Hathaway’s eyes snapped open.
She looked at Victoria, her expression twisting into disbelief.
"Teacher," Hathaway said slowly. "The book dates the Hell Crusade to 1920. And the Ovelia War... where the Capital of Casendiara surrendered without casting a single spell... was in 1939."
Hathaway did the mental math instantly.
"That is a 19-year gap. For a long-lived species like Witches, 19 years is nothing. It's barely a nap."
Hathaway’s voice rose an octave as the realization hit her.
"That means the Witches who surrendered to Ovelia... are the EXACT SAME PEOPLE who started a civil war in Hell for a lunchbox?! How?!"
Hathaway pointed at the book, outraged by the hypocrisy.
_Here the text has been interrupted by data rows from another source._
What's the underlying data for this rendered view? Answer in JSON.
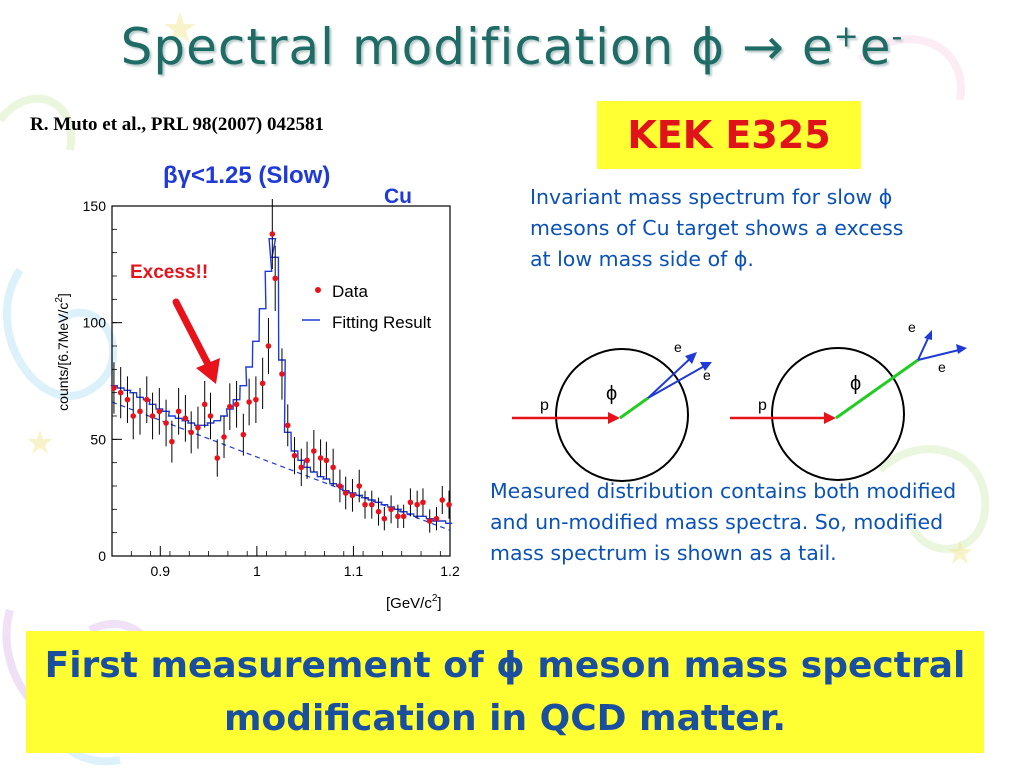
{
  "slide": {
    "title": "Spectral modification ϕ → e",
    "title_sup1": "+",
    "title_mid": "e",
    "title_sup2": "-",
    "reference": "R. Muto et al., PRL 98(2007) 042581",
    "badge": "KEK E325",
    "description_top": "Invariant mass spectrum for slow ϕ mesons of Cu target shows a excess at low mass side of  ϕ.",
    "description_bottom": "Measured distribution contains both modified and un-modified mass spectra. So, modified mass spectrum is shown as a tail.",
    "conclusion": "First measurement of ϕ meson mass spectral modification in QCD matter."
  },
  "diagram": {
    "left": {
      "proton": "p",
      "phi": "ϕ",
      "e1": "e",
      "e2": "e"
    },
    "right": {
      "proton": "p",
      "phi": "ϕ",
      "e1": "e",
      "e2": "e"
    }
  },
  "colors": {
    "title": "#1f6b66",
    "badge_bg": "#ffff33",
    "badge_text": "#e0131a",
    "text_blue": "#0a52b8",
    "data_red": "#e8131a",
    "fit_blue": "#1f3ad6"
  },
  "chart_data": {
    "type": "scatter",
    "condition_label": "βγ<1.25 (Slow)",
    "target_label": "Cu",
    "annotation": "Excess!!",
    "ylabel": "counts/[6.7MeV/c",
    "ylabel_sup": "2",
    "ylabel_end": "]",
    "xlabel": "[GeV/c",
    "xlabel_sup": "2",
    "xlabel_end": "]",
    "xlim": [
      0.85,
      1.2
    ],
    "ylim": [
      0,
      150
    ],
    "x_ticks": [
      0.9,
      1,
      1.1,
      1.2
    ],
    "x_tick_labels": [
      "0.9",
      "1",
      "1.1",
      "1.2"
    ],
    "y_ticks": [
      0,
      50,
      100,
      150
    ],
    "y_tick_labels": [
      "0",
      "50",
      "100",
      "150"
    ],
    "legend": [
      {
        "name": "Data",
        "style": "point"
      },
      {
        "name": "Fitting Result",
        "style": "line"
      }
    ],
    "series": [
      {
        "name": "Data",
        "x": [
          0.852,
          0.859,
          0.866,
          0.872,
          0.879,
          0.886,
          0.892,
          0.899,
          0.906,
          0.912,
          0.919,
          0.926,
          0.932,
          0.939,
          0.946,
          0.952,
          0.959,
          0.966,
          0.972,
          0.979,
          0.986,
          0.992,
          0.999,
          1.006,
          1.012,
          1.016,
          1.019,
          1.026,
          1.032,
          1.039,
          1.046,
          1.052,
          1.059,
          1.066,
          1.072,
          1.079,
          1.086,
          1.092,
          1.099,
          1.106,
          1.112,
          1.119,
          1.126,
          1.132,
          1.139,
          1.146,
          1.152,
          1.159,
          1.166,
          1.172,
          1.179,
          1.186,
          1.192,
          1.199
        ],
        "y": [
          72,
          70,
          67,
          60,
          62,
          67,
          60,
          62,
          57,
          49,
          62,
          59,
          53,
          55,
          65,
          60,
          42,
          51,
          64,
          65,
          52,
          66,
          67,
          74,
          90,
          138,
          119,
          78,
          56,
          43,
          38,
          41,
          45,
          42,
          41,
          38,
          30,
          27,
          26,
          30,
          22,
          22,
          19,
          16,
          20,
          17,
          17,
          23,
          22,
          23,
          15,
          16,
          24,
          22
        ],
        "errors": [
          11,
          11,
          10,
          10,
          10,
          10,
          10,
          10,
          10,
          9,
          10,
          10,
          9,
          9,
          10,
          10,
          8,
          9,
          10,
          10,
          9,
          10,
          10,
          11,
          12,
          15,
          14,
          11,
          9,
          8,
          8,
          8,
          9,
          8,
          8,
          8,
          7,
          7,
          7,
          7,
          6,
          6,
          6,
          5,
          6,
          5,
          5,
          6,
          6,
          6,
          5,
          5,
          6,
          6
        ]
      },
      {
        "name": "Fitting Result",
        "x": [
          0.852,
          0.859,
          0.866,
          0.872,
          0.879,
          0.886,
          0.892,
          0.899,
          0.906,
          0.912,
          0.919,
          0.926,
          0.932,
          0.939,
          0.946,
          0.952,
          0.959,
          0.966,
          0.972,
          0.979,
          0.986,
          0.992,
          0.999,
          1.006,
          1.012,
          1.016,
          1.019,
          1.026,
          1.032,
          1.039,
          1.046,
          1.052,
          1.059,
          1.066,
          1.072,
          1.079,
          1.086,
          1.092,
          1.099,
          1.106,
          1.112,
          1.119,
          1.126,
          1.132,
          1.139,
          1.146,
          1.152,
          1.159,
          1.166,
          1.172,
          1.179,
          1.186,
          1.192,
          1.199
        ],
        "y": [
          73,
          72,
          71,
          70,
          68,
          67,
          65,
          63,
          62,
          60,
          59,
          58,
          57,
          56,
          56,
          57,
          58,
          60,
          63,
          67,
          73,
          81,
          92,
          106,
          122,
          136,
          128,
          84,
          53,
          45,
          41,
          38,
          36,
          34,
          33,
          31,
          30,
          28,
          27,
          26,
          25,
          24,
          23,
          22,
          21,
          20,
          19,
          18,
          17,
          17,
          16,
          15,
          15,
          14
        ]
      },
      {
        "name": "Background",
        "x": [
          0.85,
          1.2
        ],
        "y": [
          66,
          11
        ]
      }
    ]
  }
}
"In 1920, they were so fierce they beat up Demons and allies alike, singing about how they 'Never Fall'! But 19 years later, when Ovelia knocked on the door, they opened the gates faster than a convenience store?! Where was their 'Battle Hymn' then? Where was their 'Lunchbox Courage'? Did they spend all their bravery on that one pork rib?!"
Victoria stared at Hathaway, her expression a mask of flawless, academic calm.
She simply nodded, as if Hathaway had just successfully recited the alphabet.
"Correct."
Victoria took a sip of tea.
"You finally connected the dots. I was wondering how long it would take you to notice that. But this is the 'Charm' of the Fourth District," Victoria said with biting sarcasm. "They are Flexible."
"When the enemy is a Demon (who has resources) or an Ally (who won't actually kill them), they are the bravest warriors in the galaxy. But when the enemy is Ovelia (who will actually wipe them out)..."
Victoria shrugged elegantly.
"They suddenly remembered that they are peace-loving pacifists. Josephine fought to the death because she was an Idealist. But her people? They were Realists. They realized that surrendering to Ovelia meant they could keep eating ribs. Fighting Ovelia meant becoming the ribs."
Hathaway held her head. "That... is shameless."
"This is Politics, Hathaway." Victoria’s eyes gleamed with a cold wisdom. "Sometimes, 'Madness' is just a strategy to grab resources. And sometimes, 'Cowardice' is just a strategy to preserve them."
"But you are right to be disgusted." Victoria pointed a condemning finger at the empty space on the map. "Because their 'Flexibility'—and their failure to control the chaos they started—cost us the greatest treasure in history."